W odpowiedzi na zaproszenie do dzielenia się swoimi emocjami oraz pomysłami na radzenie sobie w trudnych sytuacjach otrzymaliśmy kolejny osobisty materiał od nauczycielki jednej z pasłęckich szkół.
Zapraszamy do lektury.
„ W czasie wakacji planowałam wraz z koleżankami Asią, Grażynką i Gosią pojechać do Hiszpanii, aby pójść Drogą Św.Jakuba. Mamy kupiony bilet na 11 lipca 2020. Swoją pielgrzymkę miałyśmy rozpocząć w Porto.

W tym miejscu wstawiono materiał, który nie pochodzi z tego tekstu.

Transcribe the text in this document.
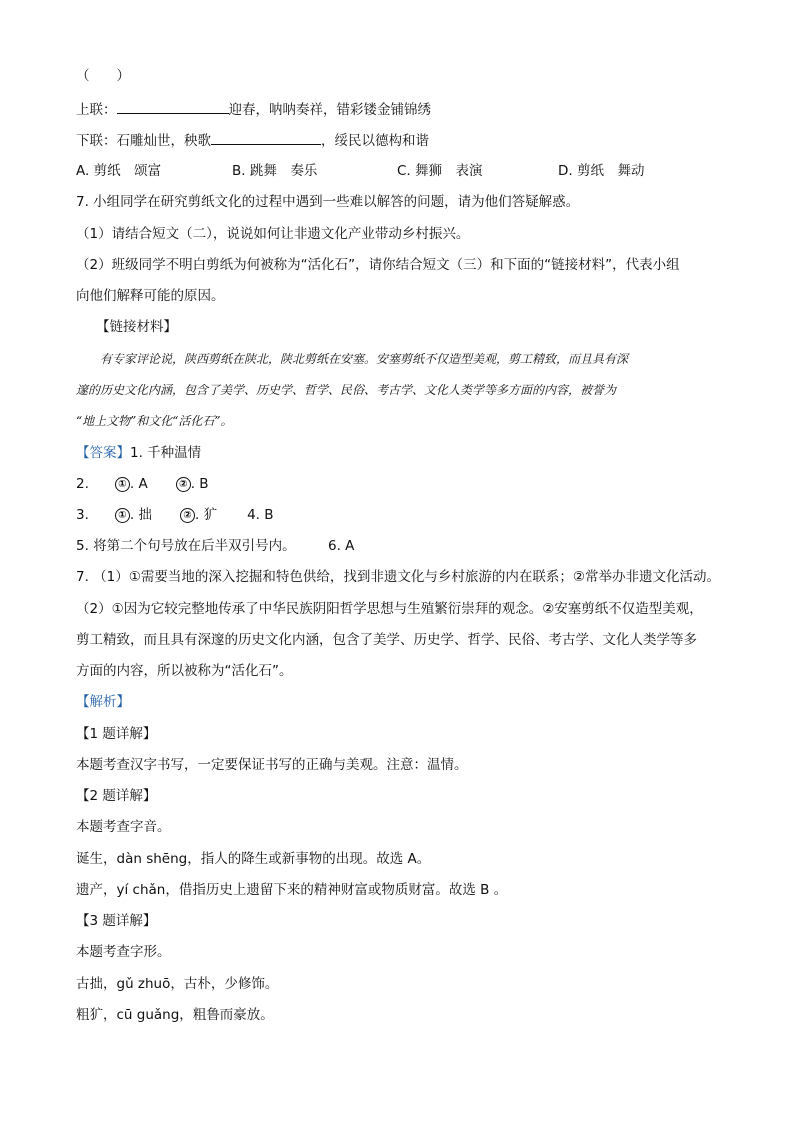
（　　）
上联：	迎春，呐呐奏祥，错彩镂金铺锦绣
下联：石雕灿世，秧歌	，绥民以德构和谐
A. 剪纸　颂富	B. 跳舞　奏乐	C. 舞狮　表演	D. 剪纸　舞动
7. 小组同学在研究剪纸文化的过程中遇到一些难以解答的问题，请为他们答疑解惑。
（1）请结合短文（二），说说如何让非遗文化产业带动乡村振兴。
（2）班级同学不明白剪纸为何被称为“活化石”，请你结合短文（三）和下面的“链接材料”，代表小组
向他们解释可能的原因。
【链接材料】
有专家评论说，陕西剪纸在陕北，陕北剪纸在安塞。安塞剪纸不仅造型美观，剪工精致，而且具有深
邃的历史文化内涵，包含了美学、历史学、哲学、民俗、考古学、文化人类学等多方面的内容，被誉为
“地上文物”和文化“活化石”。
【答案】1. 千种温情
2.	① . A	② . B
3.	① . 拙	② . 犷 4. B
5. 将第二个句号放在后半双引号内。 6. A
7. （1）①需要当地的深入挖掘和特色供给，找到非遗文化与乡村旅游的内在联系；②常举办非遗文化活动。
（2）①因为它较完整地传承了中华民族阴阳哲学思想与生殖繁衍崇拜的观念。②安塞剪纸不仅造型美观，
剪工精致，而且具有深邃的历史文化内涵，包含了美学、历史学、哲学、民俗、考古学、文化人类学等多
方面的内容，所以被称为“活化石”。
【解析】
【1 题详解】
本题考查汉字书写，一定要保证书写的正确与美观。注意：温情。
【2 题详解】
本题考查字音。
诞生，dàn shēng，指人的降生或新事物的出现。故选 A。
遗产，yí chǎn，借指历史上遗留下来的精神财富或物质财富。故选 B 。
【3 题详解】
本题考查字形。
古拙，gǔ zhuō，古朴，少修饰。
粗犷，cū guǎng，粗鲁而豪放。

To byłaby już w moim życiu druga taka droga pielgrzymowania. Pierwsza miała miejsce w lipcu 2017r. Przeszłam wówczas szlakiem Camino del Norte 334 km w 12 dni. Swój ówczesny szlak rozpoczęłam w Gijon. Punktem docelowym, jak zawsze, miało być Santiago de Compostela- miejsce pochówku Świętego Apostoła Jakuba- miejsce, które przywołuje do siebie miliony pielgrzymów z całego świata, spragnionych za jego pośrednictwem spotkania z Panem Bogiem. Miałam spakowany plecak na 14 dni, a w nim najpotrzebniejsze rzeczy do higieny osobistej, ubrania na zmianę, apteczkę, coś do picia. Noclegi były w domach pielgrzyma Albertach. Czekały w nich na pielgrzymujących, w tym i na mnie, ogólnodostępne sale i piętrowe łóżka (na samą myśl o spaniu na górze przejmuje mnie dreszcz). Nad ranem, około godziny 4.00 wychodziłam samotnie na kolejny etap drogi. Tak, tą pielgrzymkę przeżywa się w pojedynkę, inaczej niż większość pielgrzymek, w których ludzie idą w grupie, czasem bardzo licznej. Ten czas samotnej wyprawy do świętego miejsca był dla mnie czasem osobistego przeżywania bliskości Boga i Jego miłości, która jest bardzo ważna w moim życiu, był dla mnie podróżą w głąb siebie.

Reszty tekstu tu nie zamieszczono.